At length, about the middle of the book, she came to a portrait at which
she stopped, and with a look of cunning took out another which was
hidden under it, and thrust it at Caius.
"It's for you," she said; "it's mine, and I'm going to die, and it's you
I'll give it to."
She looked and spoke as if the proffered gift was a thing more precious
than the rarest gem.
Caius took it, and saw that it was a picture of a baby girl, about three
years old. He had not the slightest doubt who the child was; he stood by
the window and examined it long and eagerly.
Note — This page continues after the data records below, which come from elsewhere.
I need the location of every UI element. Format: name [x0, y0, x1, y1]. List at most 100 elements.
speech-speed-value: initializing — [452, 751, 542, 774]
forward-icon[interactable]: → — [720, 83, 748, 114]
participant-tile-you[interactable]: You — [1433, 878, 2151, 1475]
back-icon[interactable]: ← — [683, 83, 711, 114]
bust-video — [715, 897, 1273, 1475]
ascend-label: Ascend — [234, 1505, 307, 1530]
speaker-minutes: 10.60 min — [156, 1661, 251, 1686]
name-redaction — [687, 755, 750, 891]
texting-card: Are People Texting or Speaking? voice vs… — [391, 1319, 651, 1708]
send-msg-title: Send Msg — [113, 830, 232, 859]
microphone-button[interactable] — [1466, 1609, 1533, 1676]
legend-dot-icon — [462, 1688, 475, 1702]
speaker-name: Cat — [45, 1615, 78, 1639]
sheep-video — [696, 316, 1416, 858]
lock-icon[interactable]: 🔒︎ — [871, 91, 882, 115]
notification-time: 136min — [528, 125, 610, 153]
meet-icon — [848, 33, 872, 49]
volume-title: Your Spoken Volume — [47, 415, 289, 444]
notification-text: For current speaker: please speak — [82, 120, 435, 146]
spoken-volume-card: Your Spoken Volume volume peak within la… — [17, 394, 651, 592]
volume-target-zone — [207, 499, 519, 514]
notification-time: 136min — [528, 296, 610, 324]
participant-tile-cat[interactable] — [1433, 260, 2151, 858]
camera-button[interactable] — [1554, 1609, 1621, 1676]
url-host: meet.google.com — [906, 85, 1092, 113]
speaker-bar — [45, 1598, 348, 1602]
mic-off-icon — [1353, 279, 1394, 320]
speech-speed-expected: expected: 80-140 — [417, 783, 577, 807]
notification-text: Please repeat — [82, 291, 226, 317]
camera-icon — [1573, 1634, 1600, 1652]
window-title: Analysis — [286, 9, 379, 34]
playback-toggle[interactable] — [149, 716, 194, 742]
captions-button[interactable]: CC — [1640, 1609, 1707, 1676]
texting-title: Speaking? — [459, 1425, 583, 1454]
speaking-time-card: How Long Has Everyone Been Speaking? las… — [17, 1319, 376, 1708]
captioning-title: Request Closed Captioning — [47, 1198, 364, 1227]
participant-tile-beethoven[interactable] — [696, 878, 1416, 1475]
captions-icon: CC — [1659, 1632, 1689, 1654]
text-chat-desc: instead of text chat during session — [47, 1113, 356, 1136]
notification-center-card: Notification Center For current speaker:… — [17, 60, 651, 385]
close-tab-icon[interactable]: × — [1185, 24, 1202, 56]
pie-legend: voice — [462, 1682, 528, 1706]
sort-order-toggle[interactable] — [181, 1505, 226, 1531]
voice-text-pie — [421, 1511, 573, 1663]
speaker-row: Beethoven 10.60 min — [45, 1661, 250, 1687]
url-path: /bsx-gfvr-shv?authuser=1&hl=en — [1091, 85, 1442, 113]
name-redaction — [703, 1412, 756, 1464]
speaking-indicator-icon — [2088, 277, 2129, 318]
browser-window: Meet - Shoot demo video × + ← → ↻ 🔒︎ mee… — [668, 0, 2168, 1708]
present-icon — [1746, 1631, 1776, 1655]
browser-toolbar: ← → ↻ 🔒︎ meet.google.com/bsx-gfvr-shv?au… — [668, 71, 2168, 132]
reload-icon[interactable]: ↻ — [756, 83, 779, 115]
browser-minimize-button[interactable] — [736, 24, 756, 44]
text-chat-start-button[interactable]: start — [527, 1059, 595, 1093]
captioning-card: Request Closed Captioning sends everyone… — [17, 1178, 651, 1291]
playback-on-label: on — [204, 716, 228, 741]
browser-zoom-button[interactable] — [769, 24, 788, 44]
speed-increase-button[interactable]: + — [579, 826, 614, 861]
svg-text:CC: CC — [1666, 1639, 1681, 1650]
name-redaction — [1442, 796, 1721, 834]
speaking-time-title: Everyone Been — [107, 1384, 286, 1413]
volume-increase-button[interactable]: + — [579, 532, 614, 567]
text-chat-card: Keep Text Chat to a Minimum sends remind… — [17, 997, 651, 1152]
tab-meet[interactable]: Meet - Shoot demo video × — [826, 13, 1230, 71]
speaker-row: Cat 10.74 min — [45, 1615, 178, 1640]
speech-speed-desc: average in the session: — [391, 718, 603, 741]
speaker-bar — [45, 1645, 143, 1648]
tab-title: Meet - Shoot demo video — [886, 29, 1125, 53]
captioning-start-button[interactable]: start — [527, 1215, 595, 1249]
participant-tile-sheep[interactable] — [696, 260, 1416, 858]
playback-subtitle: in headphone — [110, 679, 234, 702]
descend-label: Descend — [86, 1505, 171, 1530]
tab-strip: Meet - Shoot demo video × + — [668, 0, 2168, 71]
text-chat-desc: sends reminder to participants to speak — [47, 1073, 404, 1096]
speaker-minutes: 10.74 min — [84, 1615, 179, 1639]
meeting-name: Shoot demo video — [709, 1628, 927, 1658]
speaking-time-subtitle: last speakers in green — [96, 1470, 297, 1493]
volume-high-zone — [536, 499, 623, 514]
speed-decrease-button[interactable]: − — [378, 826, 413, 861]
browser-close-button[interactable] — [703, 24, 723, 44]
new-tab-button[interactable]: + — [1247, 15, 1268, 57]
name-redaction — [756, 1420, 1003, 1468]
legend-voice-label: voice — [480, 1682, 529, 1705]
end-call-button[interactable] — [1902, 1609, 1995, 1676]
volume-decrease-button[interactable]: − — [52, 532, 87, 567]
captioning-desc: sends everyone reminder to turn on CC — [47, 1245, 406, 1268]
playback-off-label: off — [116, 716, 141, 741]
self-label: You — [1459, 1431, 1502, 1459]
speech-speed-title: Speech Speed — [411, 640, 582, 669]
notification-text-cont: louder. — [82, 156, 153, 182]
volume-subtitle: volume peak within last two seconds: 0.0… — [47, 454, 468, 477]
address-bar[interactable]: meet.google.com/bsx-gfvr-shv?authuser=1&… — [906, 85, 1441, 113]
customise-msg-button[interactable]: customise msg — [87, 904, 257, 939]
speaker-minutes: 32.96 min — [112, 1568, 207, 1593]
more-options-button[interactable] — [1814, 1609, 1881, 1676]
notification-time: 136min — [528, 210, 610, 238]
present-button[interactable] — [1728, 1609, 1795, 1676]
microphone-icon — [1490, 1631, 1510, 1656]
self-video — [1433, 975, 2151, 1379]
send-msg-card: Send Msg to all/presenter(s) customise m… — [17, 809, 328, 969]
The sun, unaided by the
deceptive shading of the more skilled photographer, had imprinted the
little face clearly. Caius saw the curls, and the big sad eyes with
their long lashes, and all the baby features and limbs, his memory
aiding to make the portrait perfect. His eager look was for the purpose
of discovering whether or not his imagination had played him false; but
it was true what he had thought--the little one was like Josephine.